Summary:
In late nineteenth-century Tokyo, young kabuki actor Kikunosuke meets Otoku, his baby brother’s wet nurse. Otoku candidly tells him how bad his acting is; her honesty impresses him, and love and trust develops between the two. Kikunosuke’s adoptive father and mentor, the great Kikugoro V, however, does not approve of their relationship, let alone their marriage, and disowns him. Kikunosuke starts afresh in the Osaka kabuki world. One year later, Otoku joins him. Four years pass. Kikunosuke now plays in travelling troupes and, even if his acting itself has improved, the couple struggle to survive and often quarrel. She confides in Fuku, Kikunosuke’s friend and fellow kabuki actor of privilege. Fuku and the impresario Morita promise Otoku to give Kikunosuke a chance in exchange for her leaving him. Kikunosuke makes a spectacular comeback performance and is received by his family in Tokyo, and Otoku disappears. Several months later, when Kikunosuke, together with his family, visits Osaka for a triumphant tour, he finally reunites with Otoku on her deathbed. While he parades in the procession boat and greets the public, she takes her last breath.
Analysis:
The Story of the Last Chrysanthemum is, as the synopsis shows, a quintessential backstage melodrama. And yet, it goes far beyond that in two respects. First, aesthetically, the film has been celebrated as one of the high points of Kenji Mizoguchi’s career and one of the landmarks of Japanese cinema. It systematically draws on long takes and long shots, developing an elaborate mise en scène style within the spatiotemporal continuum. Formalist film scholars have argued that this style produces ‘decentring’ effects that challenge the classical Hollywood paradigm that is predominantly motivated by character psychology (Burch 1979: 230–6; Bordwell 1983; Kirihara 1992: 137–57). The director’s recourse to a film style that could hinder the spectator’s emotional involvement with the characters produced fascinating disjunctions with the story, which was remade twice in the post-Second World War period as straightforward melodrama (director Koji Shima, 1956; director Hideo Ooba, 1963).
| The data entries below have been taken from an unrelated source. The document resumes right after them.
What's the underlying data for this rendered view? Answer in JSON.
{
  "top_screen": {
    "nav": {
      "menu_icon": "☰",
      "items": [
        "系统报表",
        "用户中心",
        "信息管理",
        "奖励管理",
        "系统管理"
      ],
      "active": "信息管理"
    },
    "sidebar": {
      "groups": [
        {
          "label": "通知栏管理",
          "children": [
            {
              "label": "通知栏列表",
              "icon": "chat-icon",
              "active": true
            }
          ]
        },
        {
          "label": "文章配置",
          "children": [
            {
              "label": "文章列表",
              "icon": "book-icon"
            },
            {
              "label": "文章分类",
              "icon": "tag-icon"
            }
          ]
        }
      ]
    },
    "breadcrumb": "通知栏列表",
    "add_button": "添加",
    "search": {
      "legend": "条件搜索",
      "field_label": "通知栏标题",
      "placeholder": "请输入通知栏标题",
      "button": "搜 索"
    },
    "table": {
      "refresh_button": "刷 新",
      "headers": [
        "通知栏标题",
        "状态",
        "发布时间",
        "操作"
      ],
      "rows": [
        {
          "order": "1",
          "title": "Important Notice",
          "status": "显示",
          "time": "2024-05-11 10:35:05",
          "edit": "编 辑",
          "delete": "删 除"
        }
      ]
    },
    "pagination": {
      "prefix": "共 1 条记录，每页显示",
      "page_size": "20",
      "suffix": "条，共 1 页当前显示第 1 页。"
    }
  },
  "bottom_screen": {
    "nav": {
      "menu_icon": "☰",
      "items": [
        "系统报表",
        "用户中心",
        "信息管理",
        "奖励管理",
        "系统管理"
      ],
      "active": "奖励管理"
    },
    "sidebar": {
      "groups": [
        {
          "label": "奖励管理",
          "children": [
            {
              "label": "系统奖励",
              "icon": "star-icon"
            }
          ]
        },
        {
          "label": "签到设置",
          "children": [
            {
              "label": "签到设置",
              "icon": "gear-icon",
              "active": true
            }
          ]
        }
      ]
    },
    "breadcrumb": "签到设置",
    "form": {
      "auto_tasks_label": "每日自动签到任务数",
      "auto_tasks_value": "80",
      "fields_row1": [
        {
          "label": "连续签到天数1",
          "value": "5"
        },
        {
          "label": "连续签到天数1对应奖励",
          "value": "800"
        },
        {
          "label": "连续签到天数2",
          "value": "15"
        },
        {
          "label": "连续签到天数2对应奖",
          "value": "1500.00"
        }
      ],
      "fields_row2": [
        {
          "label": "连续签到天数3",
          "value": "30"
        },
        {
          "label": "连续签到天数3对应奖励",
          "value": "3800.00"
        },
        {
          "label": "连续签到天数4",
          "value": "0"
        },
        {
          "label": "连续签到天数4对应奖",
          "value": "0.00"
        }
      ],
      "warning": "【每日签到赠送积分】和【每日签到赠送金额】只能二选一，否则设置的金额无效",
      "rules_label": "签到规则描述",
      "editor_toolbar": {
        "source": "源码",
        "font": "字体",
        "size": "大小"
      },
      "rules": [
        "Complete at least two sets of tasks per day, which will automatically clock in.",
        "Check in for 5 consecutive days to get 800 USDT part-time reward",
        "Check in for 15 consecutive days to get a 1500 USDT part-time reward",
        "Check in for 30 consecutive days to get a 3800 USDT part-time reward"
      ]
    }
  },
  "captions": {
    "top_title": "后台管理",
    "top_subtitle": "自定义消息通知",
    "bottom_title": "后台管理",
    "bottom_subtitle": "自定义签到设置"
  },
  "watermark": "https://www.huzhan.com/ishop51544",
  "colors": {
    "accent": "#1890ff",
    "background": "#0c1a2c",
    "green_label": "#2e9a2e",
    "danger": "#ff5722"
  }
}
Second, historically, The Story of the Last Chrysanthemum marked a turning point in Japanese film history. On the one hand, it showed off what the national cinema’s first ‘golden age’ in the 1930s had achieved in its technical bravura, psychological complexity, and exquisite recreation of historical settings. At its closing moment, the ‘cinema of flourishes’ (Bordwell 1992: 328–46) celebrated its audacity and maturity through an adult melodrama set in the world of performing arts. On the other hand, the militarist government and its ideologues praised and promoted The Story of the Last Chrysanthemum as a model film that inaugurated a new era, selecting it for the first Minister of Education prize. Indeed, the Film Law (Eigahô) that legislated for the state’s intervention in film culture and industry came into effect on 1 October 1939, just ten days before the film’s release.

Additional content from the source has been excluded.